Mediterranean Burgers with Tomato-Caper Relish
These burgers are a wonderful change from beef and have a fresh and vibrant flavour thanks to the lemon zest and fresh parsley. The leftover relish is wonderful on sandwiches or as a condiment with crusty bread, cheese and prosciutto for a nice, light lunch.
- 1 lb (500 g) ground pork
- 1 lb (500 g) ground veal
- Zest of 1 lemon, very finely chopped
- 1 tsp (5 mL) dried oregano
- 1 tsp (5 mL) salt
- ¼ tsp (1 mL) freshly ground black pepper
- 2 tbsp (25 mL) flat leaf parsley, finely chopped
- 1 tsp (5 mL) anchovy paste (optional)
- 6 ciabatta buns, halved crosswise
- Tomato-Caper Relish
- 1 tbsp (15 mL) olive oil
- ½ cup (125 mL) onion, finely chopped
- 2 cloves garlic, finely chopped
- ¼ tsp (1 mL) chili flakes
- 2 cups (500 ml) cherry tomatoes, halved lengthwise
- 1 cup (250 mL) sun-dried tomatoes, finely chopped
- 1 tbsp (15 mL) capers, drained
- ¼ tsp (1 mL) salt
- 1 tsp (5 mL) sugar
- 1 cup (250 mL) water
- 2 tbsp (25 mL) fresh basil, finely chopped
- 2 cups (500 mL) fresh arugula
1. In a large bowl mix together pork, veal, lemon zest, oregano, salt, pepper, parsley and anchovy paste.

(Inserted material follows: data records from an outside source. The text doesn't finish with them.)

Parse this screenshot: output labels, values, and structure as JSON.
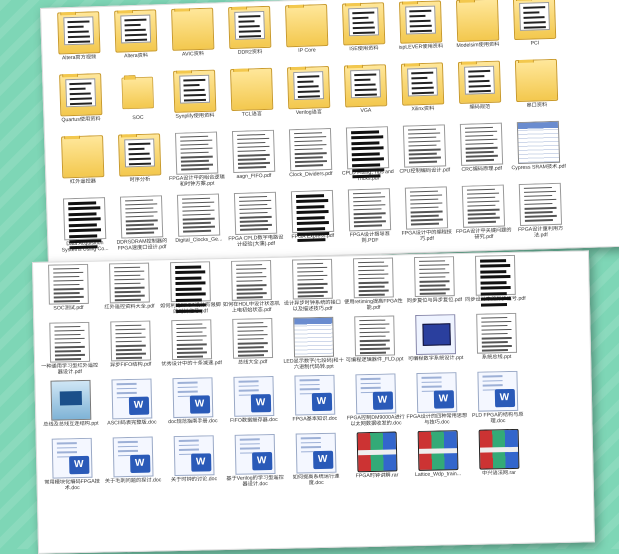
{
  "window1": {
    "items": [
      {
        "label": "Altera官方视频",
        "type": "folder"
      },
      {
        "label": "Altera资料",
        "type": "folder"
      },
      {
        "label": "AVIC资料",
        "type": "folder-empty"
      },
      {
        "label": "DDR2资料",
        "type": "folder"
      },
      {
        "label": "IP Core",
        "type": "folder-empty"
      },
      {
        "label": "ISE使用资料",
        "type": "folder"
      },
      {
        "label": "ispLEVER使用资料",
        "type": "folder"
      },
      {
        "label": "Modelsim使用资料",
        "type": "folder-empty"
      },
      {
        "label": "PCI",
        "type": "folder"
      },
      {
        "label": "",
        "type": "none"
      },
      {
        "label": "Quartus使用资料",
        "type": "folder"
      },
      {
        "label": "SOC",
        "type": "folder-empty-small"
      },
      {
        "label": "Synplify使用资料",
        "type": "folder"
      },
      {
        "label": "TCL语言",
        "type": "folder-empty"
      },
      {
        "label": "Verilog语言",
        "type": "folder"
      },
      {
        "label": "VGA",
        "type": "folder"
      },
      {
        "label": "Xilinx资料",
        "type": "folder"
      },
      {
        "label": "编码规范",
        "type": "folder"
      },
      {
        "label": "串口资料",
        "type": "folder-empty"
      },
      {
        "label": "",
        "type": "none"
      },
      {
        "label": "红外遥控器",
        "type": "folder-empty"
      },
      {
        "label": "时序分析",
        "type": "folder"
      },
      {
        "label": "FPGA设计中的组合逻辑和时钟方案.ppt",
        "type": "doc"
      },
      {
        "label": "aagn_FIFO.pdf",
        "type": "pdf"
      },
      {
        "label": "Clock_Dividers.pdf",
        "type": "pdf"
      },
      {
        "label": "CPLD Fitting, Tips and Tricks.pdf",
        "type": "pdf-dark"
      },
      {
        "label": "CPU控制编码设计.pdf",
        "type": "pdf"
      },
      {
        "label": "CRC编码原理.pdf",
        "type": "pdf"
      },
      {
        "label": "Cypress SRAM技术.pdf",
        "type": "xls"
      },
      {
        "label": "",
        "type": "none"
      },
      {
        "label": "Data Acquisition Systems Using Co...",
        "type": "pdf-dark"
      },
      {
        "label": "DDRSDRAM控制器的FPGA速度口设计.pdf",
        "type": "pdf"
      },
      {
        "label": "Digital_Clocks_Ge...",
        "type": "pdf"
      },
      {
        "label": "FPGA CPLD数字电路设计经验(大蒲).pdf",
        "type": "pdf"
      },
      {
        "label": "FPGA Express.pdf",
        "type": "pdf-dark"
      },
      {
        "label": "FPGA设计指导准则.PDF",
        "type": "pdf"
      },
      {
        "label": "FPGA设计中的编程技巧.pdf",
        "type": "pdf"
      },
      {
        "label": "FPGA设计中关键问题的研究.pdf",
        "type": "pdf"
      },
      {
        "label": "FPGA设计重利用方法.pdf",
        "type": "pdf"
      }
    ]
  },
  "window2": {
    "items": [
      {
        "label": "SOC测试.pdf",
        "type": "pdf"
      },
      {
        "label": "红外遥控资料大全.pdf",
        "type": "pdf"
      },
      {
        "label": "如何利用FPGA设计有限脚的时钟信号.pdf",
        "type": "pdf-dark"
      },
      {
        "label": "如何在HDL中设计状态机上电初始状态.pdf",
        "type": "pdf"
      },
      {
        "label": "设计异步时钟系统的接口以及描述技巧.pdf",
        "type": "pdf"
      },
      {
        "label": "使用retiming提高FPGA性能.pdf",
        "type": "pdf"
      },
      {
        "label": "同步复位与异步复位.pdf",
        "type": "pdf"
      },
      {
        "label": "同步设计中的异步信号.pdf",
        "type": "pdf-dark"
      },
      {
        "label": "",
        "type": "none"
      },
      {
        "label": "一种通用学习型红外遥控器设计.pdf",
        "type": "pdf"
      },
      {
        "label": "异步FIFO结构.pdf",
        "type": "pdf"
      },
      {
        "label": "优秀设计中的十条减速.pdf",
        "type": "pdf"
      },
      {
        "label": "总线大全.pdf",
        "type": "pdf"
      },
      {
        "label": "LED显示数字(七段码)和十六进制代码转.ppt",
        "type": "xls"
      },
      {
        "label": "可编程逻辑器件_FLD.ppt",
        "type": "pdf"
      },
      {
        "label": "可编程数字系统设计.ppt",
        "type": "ppt"
      },
      {
        "label": "系统总线.ppt",
        "type": "pdf"
      },
      {
        "label": "",
        "type": "none"
      },
      {
        "label": "总线及总线互连结构.ppt",
        "type": "img"
      },
      {
        "label": "ASCII码表完整版.doc",
        "type": "word"
      },
      {
        "label": "doc规范指南手册.doc",
        "type": "word"
      },
      {
        "label": "FIFO数据缓存器.doc",
        "type": "word"
      },
      {
        "label": "FPGA基本知识.doc",
        "type": "word"
      },
      {
        "label": "FPGA控制DM9000A进行以太网数据收发的.doc",
        "type": "word"
      },
      {
        "label": "FPGA设计的四种常用思想与技巧.doc",
        "type": "word"
      },
      {
        "label": "PLD FPGA的结构与原理.doc",
        "type": "word"
      },
      {
        "label": "",
        "type": "none"
      },
      {
        "label": "常用模块化编码FPGA技术.doc",
        "type": "word"
      },
      {
        "label": "关于毛刺问题的探讨.doc",
        "type": "word"
      },
      {
        "label": "关于时钟的讨论.doc",
        "type": "word"
      },
      {
        "label": "基于Verilog的学习型遥控器设计.doc",
        "type": "word"
      },
      {
        "label": "如何提高系统运行速度.doc",
        "type": "word"
      },
      {
        "label": "FPGA时钟讲解.rar",
        "type": "rar"
      },
      {
        "label": "Lattice_Wdp_train...",
        "type": "rar"
      },
      {
        "label": "中兴语法网.rar",
        "type": "rar"
      },
      {
        "label": "",
        "type": "none"
      }
    ]
  }
}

2. Once ingredients are combined form the mixture into 6 equal sized patties of 1-inch (2.5-cm) thickness. Make sure not to compress the patties too tightly, this allows them to remain tender.
3. Place in refrigerator while preparing the Tomato-Caper Relish.
4. In a small saucepan heat oil over medium heat. Add onions and cook until translucent, about 5 minutes, add garlic and chili flakes and cook 1 minute longer.
5. Add cherry tomatoes and cook for 3 minutes. Add sun-dried tomatoes, capers, salt, sugar and water. Bring to the boil.
6. Once boiling reduce heat to low, cover and simmer sauce for 20 minutes.
7. Remove lid and continue cooking over low until the sauce has thickened and any excess liquid has evaporated, remove from heat to let cool. Once cooled stir in basil.
8. Heat the barbecue on high. Place patties on the grill and cook for 4 to 6 minutes on each side or until no longer pink inside. Do not overcook or they will be dry. While burgers are finishing, warm the ciabatta buns on cooler part of the grill.
9. Serve burgers on buns topped with relish and arugula.